A un anno dalla scomparsa, pubblichiamo un ricordo di Quinto Parmeggiani.

Non bisognava vederlo solo sul palcoscenico, dove proponeva una misura stralunata e impeccabile , ma anche frequentarlo dopo il teatro e lontano dal teatro. E non perché Quinto fosse uno di quei temperamenti che amano le tavolate conviviali: tutt’altro. Per dare un’idea, più volte abbiamo cenato insieme dopo lo spettacolo, ma io e lui, da soli. Aveva cura di scegliere un ristorante lontano da quello che ospitava la compagnia, perché ciò che detestava era proprio la tavolata “degli attori”, con le loro battute e il loro cicaleccio. Ciò che lo interessava era la sintonia, il dialogo, il confronto: non solo con gli esseri umani (pochi, pochissimi per volta), ma con il copione e con lo spettacolo. Il copione, soprattutto, era il suo terreno preferito, anzi il punto di partenza dal quale muovere per cercare i nessi con la letteratura, la politica, la cultura.
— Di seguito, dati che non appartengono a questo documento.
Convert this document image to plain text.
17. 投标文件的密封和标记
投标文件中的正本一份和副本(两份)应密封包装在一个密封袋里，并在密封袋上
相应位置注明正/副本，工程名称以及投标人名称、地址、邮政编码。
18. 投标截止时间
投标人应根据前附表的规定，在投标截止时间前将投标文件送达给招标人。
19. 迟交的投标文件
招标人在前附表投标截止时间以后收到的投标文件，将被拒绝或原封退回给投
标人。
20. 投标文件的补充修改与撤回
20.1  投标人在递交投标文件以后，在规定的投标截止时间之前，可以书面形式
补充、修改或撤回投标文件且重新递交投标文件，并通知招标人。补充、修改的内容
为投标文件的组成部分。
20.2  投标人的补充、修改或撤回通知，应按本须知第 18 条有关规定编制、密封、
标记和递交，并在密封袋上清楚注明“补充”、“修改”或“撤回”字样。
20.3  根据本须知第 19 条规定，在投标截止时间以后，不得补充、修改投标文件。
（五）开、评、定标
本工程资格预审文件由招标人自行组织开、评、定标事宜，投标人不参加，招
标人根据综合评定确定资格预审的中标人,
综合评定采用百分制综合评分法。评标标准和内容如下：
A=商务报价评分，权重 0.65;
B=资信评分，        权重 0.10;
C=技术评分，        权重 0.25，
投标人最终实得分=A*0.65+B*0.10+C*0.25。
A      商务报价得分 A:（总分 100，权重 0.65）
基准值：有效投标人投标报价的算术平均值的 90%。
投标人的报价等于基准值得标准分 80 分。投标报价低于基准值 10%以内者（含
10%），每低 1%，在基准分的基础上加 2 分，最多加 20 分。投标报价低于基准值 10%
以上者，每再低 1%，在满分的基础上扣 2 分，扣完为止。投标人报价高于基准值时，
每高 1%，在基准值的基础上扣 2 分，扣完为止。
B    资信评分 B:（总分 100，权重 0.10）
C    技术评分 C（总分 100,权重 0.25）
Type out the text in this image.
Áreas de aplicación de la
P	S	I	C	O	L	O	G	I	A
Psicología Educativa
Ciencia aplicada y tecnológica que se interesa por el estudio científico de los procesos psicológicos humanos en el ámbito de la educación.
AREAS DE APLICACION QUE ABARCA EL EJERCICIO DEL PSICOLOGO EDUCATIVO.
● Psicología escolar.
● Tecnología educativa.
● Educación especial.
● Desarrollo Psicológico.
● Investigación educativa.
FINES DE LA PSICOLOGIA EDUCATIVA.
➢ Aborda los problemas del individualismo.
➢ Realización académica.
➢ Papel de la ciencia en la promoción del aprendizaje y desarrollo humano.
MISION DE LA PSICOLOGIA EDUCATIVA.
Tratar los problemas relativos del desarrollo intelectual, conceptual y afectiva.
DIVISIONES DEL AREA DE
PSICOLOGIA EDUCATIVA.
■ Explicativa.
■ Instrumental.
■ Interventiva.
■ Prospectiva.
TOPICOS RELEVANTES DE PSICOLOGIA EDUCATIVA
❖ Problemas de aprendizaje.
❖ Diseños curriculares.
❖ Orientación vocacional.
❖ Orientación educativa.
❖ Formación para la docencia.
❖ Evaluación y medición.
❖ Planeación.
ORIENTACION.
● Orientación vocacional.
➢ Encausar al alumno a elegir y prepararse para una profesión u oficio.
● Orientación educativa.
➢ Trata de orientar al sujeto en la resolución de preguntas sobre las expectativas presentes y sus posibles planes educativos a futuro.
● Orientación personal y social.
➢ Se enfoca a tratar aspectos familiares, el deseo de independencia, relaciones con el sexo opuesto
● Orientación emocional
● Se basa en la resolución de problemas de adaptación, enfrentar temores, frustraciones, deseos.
A volte questa ricerca era sproporzionata all’oggetto in questione (il copione), ma il mestiere dell’attore impone anche questo, era così anche negli anni d’oro del teatro che Quinto visse: non si può sempre recitare Strindberg e Goldoni (con la regia di Missiroli), bisogna anche affrontare copioni più, come dire?, di pronto uso e di solido riscontro al botteghino. Quinto si sottometteva a questa dura legge del mestiere teatrale con un certo  malumore (per usare un eufemismo), che sulla scena si traduceva in uno straniamento un po’ metafisico e di una acuminata comicità, come può essere comico il disagio di un nobiluomo costretto a mescolarsi con i più trucidi abitanti della Suburra. Lo straniamento lo accompagnava anche fuori scena, ce ne si accorgeva se lo si accompagnava nella vita quotidiana: i suoi dialoghi – spontanei e tuttavia drammaturgicamente impeccabili – con gli osti, i ristoratori, le cameriere erano improntati a una teatralità asciutta, fredda, carica di ironia e soprattutto di autoironia. Gli sono grato non solo di aver lavorato con lui, ma anche di essere stato testimone, spettatore e in qualche modo complice di questo teatro dell’ironia quotidiana che pochi hanno avuto la fortuna di conoscere.